Here’s what they had to say about modern dating and positive signals, or green flags
1. Look for an equal power balance
Marigliano kicked off the list with this one, sharing that to her, feeling a shared balance of power suggests the start of a healthy relationship. Makes a lot of sense, no?
But interestingly, recent data from Bumble highlights that 52 per cent of Gen Z and Millennial women have felt an imbalance of power in relationships.
2. Freedom to be independent
This one came from Hélène-Horton who said the experience of feeling free to maintain her independence without it coming “back to bite me” is something she really values in a partnership.
She expanded, sharing that many of us (women in particular) have “the belief ingrained [in us] that we should choose the choice that pleases other people, especially men…” So it’s important to her to recognise that freedom to take part in the things she enjoys shouldn’t come at a price.
3. No icky anxious feelings
We’ve all experienced that pang at the base of your stomach when you’re dating someone who’s hot and cold with you.
McCart highlighted that being made to feel unsure about someone’s feelings for you is a big no-no. So the opposite is naturally a green flag for her.
“I’ve had the benefit of being exposed to, you know, all of the Bumble success stories – all of the people that write in and tell us how they fell in love; how they’re having babies or they’re getting married – and the common thread through all those stories is that when they met and when they first started getting to know each other, it was really easy and it was simple and there weren’t [any] games,” she said.
4. Solid communication
Good communication is at the heart of everything of value.

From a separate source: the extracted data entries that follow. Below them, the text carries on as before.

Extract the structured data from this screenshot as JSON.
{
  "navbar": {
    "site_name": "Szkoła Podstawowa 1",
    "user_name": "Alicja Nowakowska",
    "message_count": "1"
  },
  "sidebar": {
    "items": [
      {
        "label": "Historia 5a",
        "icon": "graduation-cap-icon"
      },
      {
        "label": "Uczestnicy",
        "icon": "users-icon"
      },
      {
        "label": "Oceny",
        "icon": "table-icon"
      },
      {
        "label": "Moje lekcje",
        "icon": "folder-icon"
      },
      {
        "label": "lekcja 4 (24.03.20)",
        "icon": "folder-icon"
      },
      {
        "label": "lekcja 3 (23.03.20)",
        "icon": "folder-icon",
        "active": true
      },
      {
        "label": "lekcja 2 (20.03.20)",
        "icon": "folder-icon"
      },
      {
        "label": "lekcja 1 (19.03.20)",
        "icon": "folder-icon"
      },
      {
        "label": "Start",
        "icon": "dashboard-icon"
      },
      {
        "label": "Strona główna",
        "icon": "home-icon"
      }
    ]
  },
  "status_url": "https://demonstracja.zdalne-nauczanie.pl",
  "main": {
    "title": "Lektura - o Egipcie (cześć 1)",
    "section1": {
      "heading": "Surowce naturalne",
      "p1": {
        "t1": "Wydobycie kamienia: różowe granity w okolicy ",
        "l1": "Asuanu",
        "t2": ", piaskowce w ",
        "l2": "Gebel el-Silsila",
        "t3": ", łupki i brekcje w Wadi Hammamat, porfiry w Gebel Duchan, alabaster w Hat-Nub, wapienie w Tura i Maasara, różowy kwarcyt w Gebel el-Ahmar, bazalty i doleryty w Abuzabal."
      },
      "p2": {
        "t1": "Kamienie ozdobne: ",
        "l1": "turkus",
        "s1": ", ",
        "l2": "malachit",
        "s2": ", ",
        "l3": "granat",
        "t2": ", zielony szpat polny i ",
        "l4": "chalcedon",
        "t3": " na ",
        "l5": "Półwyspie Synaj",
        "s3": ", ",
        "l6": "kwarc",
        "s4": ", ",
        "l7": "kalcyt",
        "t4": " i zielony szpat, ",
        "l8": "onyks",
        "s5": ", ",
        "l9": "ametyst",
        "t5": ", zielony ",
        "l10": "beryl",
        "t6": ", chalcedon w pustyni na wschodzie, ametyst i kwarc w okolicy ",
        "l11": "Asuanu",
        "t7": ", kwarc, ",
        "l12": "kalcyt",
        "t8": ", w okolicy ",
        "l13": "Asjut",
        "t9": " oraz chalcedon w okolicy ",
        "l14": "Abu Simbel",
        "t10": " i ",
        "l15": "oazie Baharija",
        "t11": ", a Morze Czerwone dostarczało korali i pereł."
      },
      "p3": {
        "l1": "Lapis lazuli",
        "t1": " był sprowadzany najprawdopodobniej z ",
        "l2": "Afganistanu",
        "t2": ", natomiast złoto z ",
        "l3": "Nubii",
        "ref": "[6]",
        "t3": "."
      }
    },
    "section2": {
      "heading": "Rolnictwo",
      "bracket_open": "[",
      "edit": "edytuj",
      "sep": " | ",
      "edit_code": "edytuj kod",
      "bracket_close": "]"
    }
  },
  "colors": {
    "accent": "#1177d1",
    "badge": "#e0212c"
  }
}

Johnson shared that for her, there are simple, but significant, signs that someone is a good communicator early on in the dating game.
“I feel like even a small text when someone’s going to bed, ‘Oh, I’m off to bed’. Or, you know, in the morning, ‘Oh I’m going to the gym’, or something… I think that’s a really nice indicator that they’re invested in getting to know you and they’re thinking about you,” she shared.

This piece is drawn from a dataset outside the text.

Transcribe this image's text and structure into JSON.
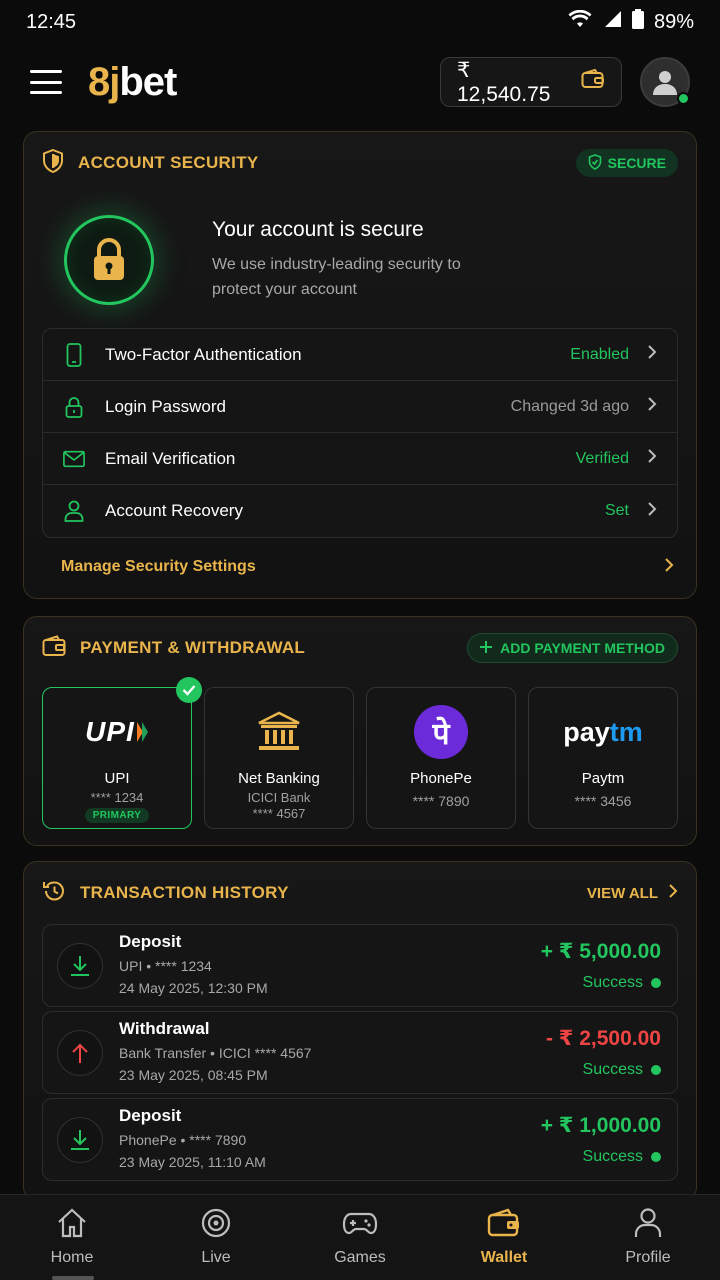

5. Vicarious joy and unconditional support
Tame spoke openly about her experience of intimacy and shared that it has taken her some time to get to a place where she feels able to recognise green flags in a relationship.
She explained that along her journey, though, she’s found “vicarious joy” and unconditional support have stood out to her.
“…actually like feeling joy for the other when the other [person] has success, even if you’re maybe not doing so well yourself,” Tame shared.
She continued, highlighting that love and support – even when you don’t get along – has been another hugely positive sign for her.
“…another one that’s really struck me is still demonstrating love when the other person has maybe done something wrong, or there’s been a disagreement. Because in the past, if I’ve been told that I’ve done something wrong, I’ve then been punished either sexually or emotionally. And you stuff up all the time, you know, have little disagreements.
“I always found it very odd that Max still wants to hug me and still wants to be around me [when that happens]. I’m like ‘well, haven’t I done something wrong?’ And he’s like, ‘yeah, but I still love you’.”
So, long story, short: having one another’s back is a big old green flag.
According to research conducted by Lonergan Research with Bumble Australia, 41 per cent of young people feel confident they know how to spot a red flag in a relationship. But how comfortable are you with recognising the green ones?
Green flags are equally as vital to the health of our partnerships as warning signs are so it’s well worth taking a moment to reflect on a good thing when you stumble on it.